MRC Biostatistics Unit, Cambridge, UK.
Centre for Reviews and Dissemination, University of York, York, UK.
Res Synth Methods. 2012 Jun;3(2):98-110. doi: 10.1002/jrsm.1044.
Meta-analyses that simultaneously compare multiple treatments (usually referred to as network meta-analyses or mixed treatment comparisons) are becoming increasingly common. An important component of a network meta-analysis is an assessment of the extent to which different sources of evidence are compatible, both substantively and statistically. A simple indirect comparison may be confounded if the studies involving one of the treatments of interest are fundamentally different from the studies involving the other treatment of interest. Here, we discuss methods for addressing inconsistency of evidence from comparative studies of different treatments. We define and review basic concepts of heterogeneity and inconsistency, and attempt to introduce a distinction between 'loop inconsistency' and 'design inconsistency'. We then propose that the notion of design-by-treatment interaction provides a useful general framework for investigating inconsistency. In particular, using design-by-treatment interactions successfully addresses complications that arise from the presence of multi-arm trials in an evidence network. We show how the inconsistency model proposed by Lu and Ades is a restricted version of our full design-by-treatment interaction model and that there may be several distinct Lu-Ades models for any particular data set. We introduce novel graphical methods for depicting networks of evidence, clearly depicting multi-arm trials and illustrating where there is potential for inconsistency to arise. We apply various inconsistency models to data from trials of different comparisons among four smoking cessation interventions and show that models seeking to address loop inconsistency alone can run into problems. Copyright © 2012 John Wiley & Sons, Ltd.

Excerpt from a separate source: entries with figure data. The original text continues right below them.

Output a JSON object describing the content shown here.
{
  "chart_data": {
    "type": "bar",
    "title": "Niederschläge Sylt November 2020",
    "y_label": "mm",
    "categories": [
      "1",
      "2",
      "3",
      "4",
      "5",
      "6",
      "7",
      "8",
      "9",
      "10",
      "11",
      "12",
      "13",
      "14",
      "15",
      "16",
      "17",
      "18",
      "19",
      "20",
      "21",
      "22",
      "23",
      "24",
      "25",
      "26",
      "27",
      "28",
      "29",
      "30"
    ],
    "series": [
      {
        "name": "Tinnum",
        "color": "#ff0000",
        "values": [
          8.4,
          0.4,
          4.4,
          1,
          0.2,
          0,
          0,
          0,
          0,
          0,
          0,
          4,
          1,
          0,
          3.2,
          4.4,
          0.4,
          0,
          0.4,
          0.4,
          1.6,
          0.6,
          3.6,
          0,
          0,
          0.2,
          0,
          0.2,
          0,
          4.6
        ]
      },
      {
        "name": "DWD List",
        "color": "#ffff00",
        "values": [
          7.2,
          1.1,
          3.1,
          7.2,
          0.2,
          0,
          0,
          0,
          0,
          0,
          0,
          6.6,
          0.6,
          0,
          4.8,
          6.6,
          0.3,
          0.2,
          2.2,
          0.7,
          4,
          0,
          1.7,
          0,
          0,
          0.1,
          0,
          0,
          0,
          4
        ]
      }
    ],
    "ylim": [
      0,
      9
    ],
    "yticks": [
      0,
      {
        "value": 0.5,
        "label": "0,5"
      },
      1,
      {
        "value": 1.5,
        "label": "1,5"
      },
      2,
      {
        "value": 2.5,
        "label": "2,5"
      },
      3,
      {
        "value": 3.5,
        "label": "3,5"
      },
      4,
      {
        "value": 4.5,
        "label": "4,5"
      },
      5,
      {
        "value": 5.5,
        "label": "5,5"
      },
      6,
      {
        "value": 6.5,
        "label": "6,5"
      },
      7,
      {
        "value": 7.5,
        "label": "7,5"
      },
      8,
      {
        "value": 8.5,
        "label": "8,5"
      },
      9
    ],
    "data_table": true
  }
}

同时比较多种治疗方法(通常称为网络荟萃分析或混合治疗比较)的荟萃分析越来越常见。网络荟萃分析的一个重要组成部分是评估不同证据来源在实质上和统计学上的兼容性。如果涉及一个感兴趣的治疗方法的研究与涉及另一个感兴趣的治疗方法的研究在根本上不同,则简单的间接比较可能会受到混杂。在这里,我们讨论了处理不同治疗方法的比较研究中证据不一致性的方法。我们定义并回顾了异质性和不一致性的基本概念,并尝试引入“循环不一致性”和“设计不一致性”之间的区别。然后,我们提出设计-治疗相互作用的概念为研究不一致性提供了一个有用的通用框架。特别是,使用设计-治疗相互作用成功地解决了证据网络中存在多臂试验所带来的复杂性。我们展示了 Lu 和 Ades 提出的不一致性模型是我们完整的设计-治疗相互作用模型的一个限制版本,并且对于任何特定数据集,可能存在几个不同的 Lu-Ades 模型。我们引入了新的图形方法来描绘证据网络,清晰地描绘多臂试验,并说明潜在的不一致性可能出现的位置。我们将各种不一致性模型应用于来自四个戒烟干预措施的不同比较试验的数据,并表明仅试图解决循环不一致性的模型可能会遇到问题。版权所有 © 2012 约翰威立父子有限公司。